Ha ! yeah wording was a bear to explain this.. This stems from someone asking me to heat a fish stock longer cause it didn't taste bad yet. (plus he was using fatty fish not suited for it) So I tried to think of something I made that tasted bad to make something taste good and came up blank. Then I thought of pre-made stuff and came up with 'fish sauce' and anchovy paste. Yeah they would taste bad 'raw' but a couple drops in something would bring out great flavors. I was hoping to see if anyone had something else like it.


----------



## ecchef (Mar 11, 2013)

Turmeric.


----------



## franzb69 (Mar 11, 2013)

shrimp paste, pretty much anything fermented =D


----------



## Jmadams13 (Mar 11, 2013)

Sourdough starter. Mine is 17years old, smells like rot and gasoline, and tastes like the inside of a dead hippo, but the bread is so yummy


----------



## El Pescador (Mar 11, 2013)

Jmadams13 said:


> Sourdough starter. Mine is 17years old, smells like rot and gasoline, and tastes like the inside of a dead hippo, but the bread is so yummy



+1


----------



## Duckfat (Mar 11, 2013)

Sauerkraut. Stinks up the place but tastes great.


----------



## Dardeau (Mar 11, 2013)

Bitters. They all taste awful by themselves.


----------



## Mrmnms (Mar 11, 2013)

Dried porcini mushrooms


----------



## boomchakabowwow (Mar 11, 2013)

easy!

fish sauce! and anchovy paste..


----------



## Stumblinman (Mar 12, 2013)

sourdough starter I forgot about that one. I like the dried porcinis always thought that.


----------



## mhlee (Mar 12, 2013)

This isn't something I make, but XO sauce (smells horrible to some; I happen to love the smell and taste), isn't a great tasting or smelling product to some, but it's wonderful IMHO.


----------



## boomchakabowwow (Mar 12, 2013)

i add chicken livers to my meat sauce. 

it is gross..i food process it, and dump the "slurry" into the sauce. it adds something, but doesnt taste like liver..phew!


----------



## franzb69 (Mar 12, 2013)

> it is gross..i food process it, and dump the "slurry" into the sauce. it adds something, but doesnt taste like liver..phew!
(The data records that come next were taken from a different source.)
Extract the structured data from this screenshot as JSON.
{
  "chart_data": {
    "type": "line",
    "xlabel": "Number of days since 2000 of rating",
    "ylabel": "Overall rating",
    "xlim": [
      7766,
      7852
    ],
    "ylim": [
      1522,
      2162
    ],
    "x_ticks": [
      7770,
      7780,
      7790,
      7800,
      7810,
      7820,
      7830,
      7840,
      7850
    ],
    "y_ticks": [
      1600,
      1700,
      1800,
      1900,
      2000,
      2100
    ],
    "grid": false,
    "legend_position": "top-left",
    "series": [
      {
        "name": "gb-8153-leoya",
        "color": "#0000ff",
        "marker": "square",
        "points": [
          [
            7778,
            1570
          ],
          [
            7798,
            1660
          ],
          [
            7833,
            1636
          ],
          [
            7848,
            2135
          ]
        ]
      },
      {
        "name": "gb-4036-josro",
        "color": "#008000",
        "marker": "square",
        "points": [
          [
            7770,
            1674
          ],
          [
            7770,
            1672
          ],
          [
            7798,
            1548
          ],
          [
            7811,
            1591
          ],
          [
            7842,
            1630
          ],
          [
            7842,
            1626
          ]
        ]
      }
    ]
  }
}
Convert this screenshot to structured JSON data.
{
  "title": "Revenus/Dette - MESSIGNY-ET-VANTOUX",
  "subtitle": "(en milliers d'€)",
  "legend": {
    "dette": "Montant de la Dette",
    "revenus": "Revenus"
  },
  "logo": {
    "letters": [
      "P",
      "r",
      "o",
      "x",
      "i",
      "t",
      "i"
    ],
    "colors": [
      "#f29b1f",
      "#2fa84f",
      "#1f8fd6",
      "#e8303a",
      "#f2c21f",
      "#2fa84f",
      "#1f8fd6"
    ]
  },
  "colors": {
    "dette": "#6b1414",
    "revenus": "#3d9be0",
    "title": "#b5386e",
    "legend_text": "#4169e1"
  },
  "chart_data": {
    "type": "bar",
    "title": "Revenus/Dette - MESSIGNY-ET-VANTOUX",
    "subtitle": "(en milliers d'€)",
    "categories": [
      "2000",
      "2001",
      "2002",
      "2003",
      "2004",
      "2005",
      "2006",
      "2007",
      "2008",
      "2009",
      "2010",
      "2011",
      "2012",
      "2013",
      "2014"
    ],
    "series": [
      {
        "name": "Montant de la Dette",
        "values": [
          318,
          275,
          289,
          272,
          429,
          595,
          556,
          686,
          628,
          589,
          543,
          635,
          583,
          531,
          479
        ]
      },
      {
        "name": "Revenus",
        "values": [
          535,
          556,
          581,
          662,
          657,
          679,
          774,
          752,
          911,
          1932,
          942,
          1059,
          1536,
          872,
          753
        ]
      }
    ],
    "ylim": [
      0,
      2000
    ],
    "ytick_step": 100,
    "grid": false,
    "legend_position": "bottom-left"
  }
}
it's the bitter flavor that it gives.

i too would food process it if my guests don't like biting into whole chunks of offal.

but then again i'm asian, so you can only imagine the stuff we put in our dishes.

=D


we filipinos have been known to use bile as a bittering agent in our dishes. not that i have done it myself. but people do it here.


----------



## cclin (Mar 12, 2013)

Stinky tofu


----------



## Zwiefel (Mar 12, 2013)

Jmadams13 said:


> Sourdough starter. Mine is 17years old, smells like rot and gasoline, and tastes like the inside of a dead hippo, but the bread is so yummy



Hmmmm...you seem to have a lot of expertise on hippo carcass decomposition 



ecchef said:


> Turmeric.



People think turmeric tastes bad? I kinda like it...



boomchakabowwow said:


> easy!
> 
> fish sauce! and anchovy paste..



+1 fish sauce for sure.


----------



## rdpx (Mar 12, 2013)

boomchakabowwow said:


> anchovy paste..



I love this stuff straight up, on toast....


----------